The TPP, which will see the elimination of 98 per cent of tariffs among 12 countries, was formally signed by Trade and Investment Minister Robb on 4 February 2016 in Auckland, New Zealand.
The TPP is being widely promoted as the world’s most significant trade and investment agreement finalised in more than two decades, with member countries accounting for around 40 per cent of global GDP.
Australia’s exports of goods and services to these countries were worth $109 billion last year – a third of Australia’s total exports. Tariffs will be eliminated on US$9 billion of Australia’s dutiable exports to TPP countries, including $4.3 billion worth of agricultural goods with new levels of access for beef, dairy, sugar, rice, grains and wine. A further $2.1 billion of Australia’s dutiable exports will receive significant preferential access through new quotas and tariff reductions.

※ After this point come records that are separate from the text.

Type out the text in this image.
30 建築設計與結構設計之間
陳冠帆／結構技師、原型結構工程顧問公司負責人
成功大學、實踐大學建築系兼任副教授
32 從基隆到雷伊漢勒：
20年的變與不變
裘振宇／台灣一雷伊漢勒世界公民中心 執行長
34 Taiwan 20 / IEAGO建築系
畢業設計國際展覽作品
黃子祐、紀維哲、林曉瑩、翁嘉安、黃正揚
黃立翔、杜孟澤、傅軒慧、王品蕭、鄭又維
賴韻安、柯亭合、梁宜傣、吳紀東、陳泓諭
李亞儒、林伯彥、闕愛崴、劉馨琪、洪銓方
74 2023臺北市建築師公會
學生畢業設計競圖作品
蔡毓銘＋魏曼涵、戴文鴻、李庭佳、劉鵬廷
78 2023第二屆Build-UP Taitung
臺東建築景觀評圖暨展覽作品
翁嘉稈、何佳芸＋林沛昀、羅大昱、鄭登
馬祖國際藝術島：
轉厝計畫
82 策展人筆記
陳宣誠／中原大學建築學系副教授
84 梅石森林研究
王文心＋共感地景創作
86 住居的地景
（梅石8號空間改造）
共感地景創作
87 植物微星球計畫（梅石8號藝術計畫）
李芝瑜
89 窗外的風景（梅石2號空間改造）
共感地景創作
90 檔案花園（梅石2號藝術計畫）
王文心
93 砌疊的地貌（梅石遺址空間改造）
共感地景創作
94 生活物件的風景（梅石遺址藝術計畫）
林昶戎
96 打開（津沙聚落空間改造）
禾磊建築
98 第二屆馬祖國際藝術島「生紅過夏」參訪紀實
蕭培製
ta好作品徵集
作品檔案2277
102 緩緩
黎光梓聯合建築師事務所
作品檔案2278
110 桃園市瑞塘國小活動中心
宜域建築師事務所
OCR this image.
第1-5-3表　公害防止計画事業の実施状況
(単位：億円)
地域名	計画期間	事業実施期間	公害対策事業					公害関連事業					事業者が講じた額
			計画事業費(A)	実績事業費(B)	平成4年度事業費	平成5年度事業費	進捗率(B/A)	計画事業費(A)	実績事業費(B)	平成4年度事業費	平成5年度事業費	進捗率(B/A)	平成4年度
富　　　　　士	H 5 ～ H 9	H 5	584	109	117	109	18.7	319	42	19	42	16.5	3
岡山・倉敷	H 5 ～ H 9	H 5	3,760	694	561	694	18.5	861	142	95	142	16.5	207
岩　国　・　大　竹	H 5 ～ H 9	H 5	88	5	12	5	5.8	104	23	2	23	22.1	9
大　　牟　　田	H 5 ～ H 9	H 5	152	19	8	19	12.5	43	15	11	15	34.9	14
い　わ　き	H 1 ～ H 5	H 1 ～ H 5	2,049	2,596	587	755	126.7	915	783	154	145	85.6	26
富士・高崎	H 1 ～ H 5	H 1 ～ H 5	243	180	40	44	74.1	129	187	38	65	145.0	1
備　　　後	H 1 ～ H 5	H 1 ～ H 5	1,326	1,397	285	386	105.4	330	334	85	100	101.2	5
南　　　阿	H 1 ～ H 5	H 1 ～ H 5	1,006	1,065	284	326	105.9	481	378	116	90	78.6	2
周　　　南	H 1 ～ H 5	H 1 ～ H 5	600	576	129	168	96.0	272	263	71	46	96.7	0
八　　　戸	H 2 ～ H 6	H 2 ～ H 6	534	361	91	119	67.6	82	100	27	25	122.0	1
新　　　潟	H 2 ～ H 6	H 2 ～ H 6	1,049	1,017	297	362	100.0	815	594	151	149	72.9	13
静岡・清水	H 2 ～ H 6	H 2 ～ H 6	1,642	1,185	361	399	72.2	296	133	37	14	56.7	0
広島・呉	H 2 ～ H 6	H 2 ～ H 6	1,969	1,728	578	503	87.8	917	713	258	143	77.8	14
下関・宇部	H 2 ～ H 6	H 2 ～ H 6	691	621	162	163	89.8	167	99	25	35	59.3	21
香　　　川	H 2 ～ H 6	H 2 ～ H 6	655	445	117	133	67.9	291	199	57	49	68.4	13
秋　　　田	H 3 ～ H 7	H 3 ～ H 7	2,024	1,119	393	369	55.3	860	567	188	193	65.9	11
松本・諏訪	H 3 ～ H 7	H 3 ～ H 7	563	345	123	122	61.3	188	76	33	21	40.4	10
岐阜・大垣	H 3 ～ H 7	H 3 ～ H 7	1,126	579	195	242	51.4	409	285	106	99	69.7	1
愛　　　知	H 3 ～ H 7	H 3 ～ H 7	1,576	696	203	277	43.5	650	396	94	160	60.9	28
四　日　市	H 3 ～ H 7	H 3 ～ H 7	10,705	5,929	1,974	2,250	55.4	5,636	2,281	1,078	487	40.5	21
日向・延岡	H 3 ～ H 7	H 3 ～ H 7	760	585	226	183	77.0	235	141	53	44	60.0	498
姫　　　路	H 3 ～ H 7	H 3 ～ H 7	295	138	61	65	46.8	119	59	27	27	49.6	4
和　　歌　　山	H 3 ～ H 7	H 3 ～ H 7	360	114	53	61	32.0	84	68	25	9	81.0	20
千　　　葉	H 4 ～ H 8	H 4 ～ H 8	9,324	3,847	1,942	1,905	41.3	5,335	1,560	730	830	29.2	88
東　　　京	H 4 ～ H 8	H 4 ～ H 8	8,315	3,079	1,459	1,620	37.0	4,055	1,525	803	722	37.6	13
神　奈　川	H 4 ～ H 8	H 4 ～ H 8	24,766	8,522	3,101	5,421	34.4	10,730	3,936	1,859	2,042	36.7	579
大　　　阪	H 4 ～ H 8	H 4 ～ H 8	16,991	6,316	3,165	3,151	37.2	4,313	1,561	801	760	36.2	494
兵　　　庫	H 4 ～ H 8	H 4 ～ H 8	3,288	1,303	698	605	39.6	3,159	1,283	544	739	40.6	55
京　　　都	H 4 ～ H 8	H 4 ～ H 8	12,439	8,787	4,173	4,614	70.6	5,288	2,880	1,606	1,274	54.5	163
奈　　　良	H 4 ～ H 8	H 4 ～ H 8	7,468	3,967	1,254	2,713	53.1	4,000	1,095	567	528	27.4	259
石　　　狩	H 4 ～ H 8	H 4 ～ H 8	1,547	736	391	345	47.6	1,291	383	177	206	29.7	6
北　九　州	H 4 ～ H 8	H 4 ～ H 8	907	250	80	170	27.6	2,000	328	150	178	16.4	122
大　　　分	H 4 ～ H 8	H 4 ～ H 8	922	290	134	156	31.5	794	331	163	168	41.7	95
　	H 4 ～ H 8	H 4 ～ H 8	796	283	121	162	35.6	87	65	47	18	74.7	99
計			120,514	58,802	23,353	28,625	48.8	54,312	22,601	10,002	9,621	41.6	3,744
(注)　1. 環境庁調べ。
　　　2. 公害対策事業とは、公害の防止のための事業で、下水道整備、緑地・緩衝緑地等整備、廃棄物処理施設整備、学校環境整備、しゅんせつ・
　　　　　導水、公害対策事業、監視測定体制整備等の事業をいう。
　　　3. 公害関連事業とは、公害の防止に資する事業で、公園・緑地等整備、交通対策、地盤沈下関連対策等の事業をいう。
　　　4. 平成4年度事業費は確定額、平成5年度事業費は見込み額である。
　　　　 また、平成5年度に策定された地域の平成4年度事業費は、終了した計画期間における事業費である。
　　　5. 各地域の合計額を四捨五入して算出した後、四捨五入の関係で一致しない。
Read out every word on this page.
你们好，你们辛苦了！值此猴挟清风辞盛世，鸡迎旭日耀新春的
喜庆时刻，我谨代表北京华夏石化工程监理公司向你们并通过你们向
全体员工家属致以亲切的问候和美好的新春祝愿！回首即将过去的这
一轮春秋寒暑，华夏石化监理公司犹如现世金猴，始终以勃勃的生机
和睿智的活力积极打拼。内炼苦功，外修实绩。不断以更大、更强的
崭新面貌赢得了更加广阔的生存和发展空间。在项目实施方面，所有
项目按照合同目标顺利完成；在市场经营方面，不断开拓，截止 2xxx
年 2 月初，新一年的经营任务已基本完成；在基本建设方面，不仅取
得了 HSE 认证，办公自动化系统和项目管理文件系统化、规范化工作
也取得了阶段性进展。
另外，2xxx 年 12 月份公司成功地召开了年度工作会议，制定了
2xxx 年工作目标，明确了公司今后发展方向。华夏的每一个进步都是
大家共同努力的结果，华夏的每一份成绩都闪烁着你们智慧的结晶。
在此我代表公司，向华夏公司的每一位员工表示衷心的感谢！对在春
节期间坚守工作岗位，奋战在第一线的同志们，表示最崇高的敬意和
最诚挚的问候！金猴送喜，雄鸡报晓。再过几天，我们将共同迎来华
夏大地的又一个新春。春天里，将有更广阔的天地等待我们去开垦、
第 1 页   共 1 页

Lets not forget however that of the 11 other countries that signed the TPP (USA, Japan, Malaysia, Vietnam, Singapore, Brunei, Australia, New Zealand, Canada, Mexico, Chile and Peru), Australia has already has FTAs with all but Mexico, Peru and Canada, but has a trade agreement with Canada (CANATA) that provides duty free entry to goods in nominated classifications. When reviewed with that information the benefits slip somewhat.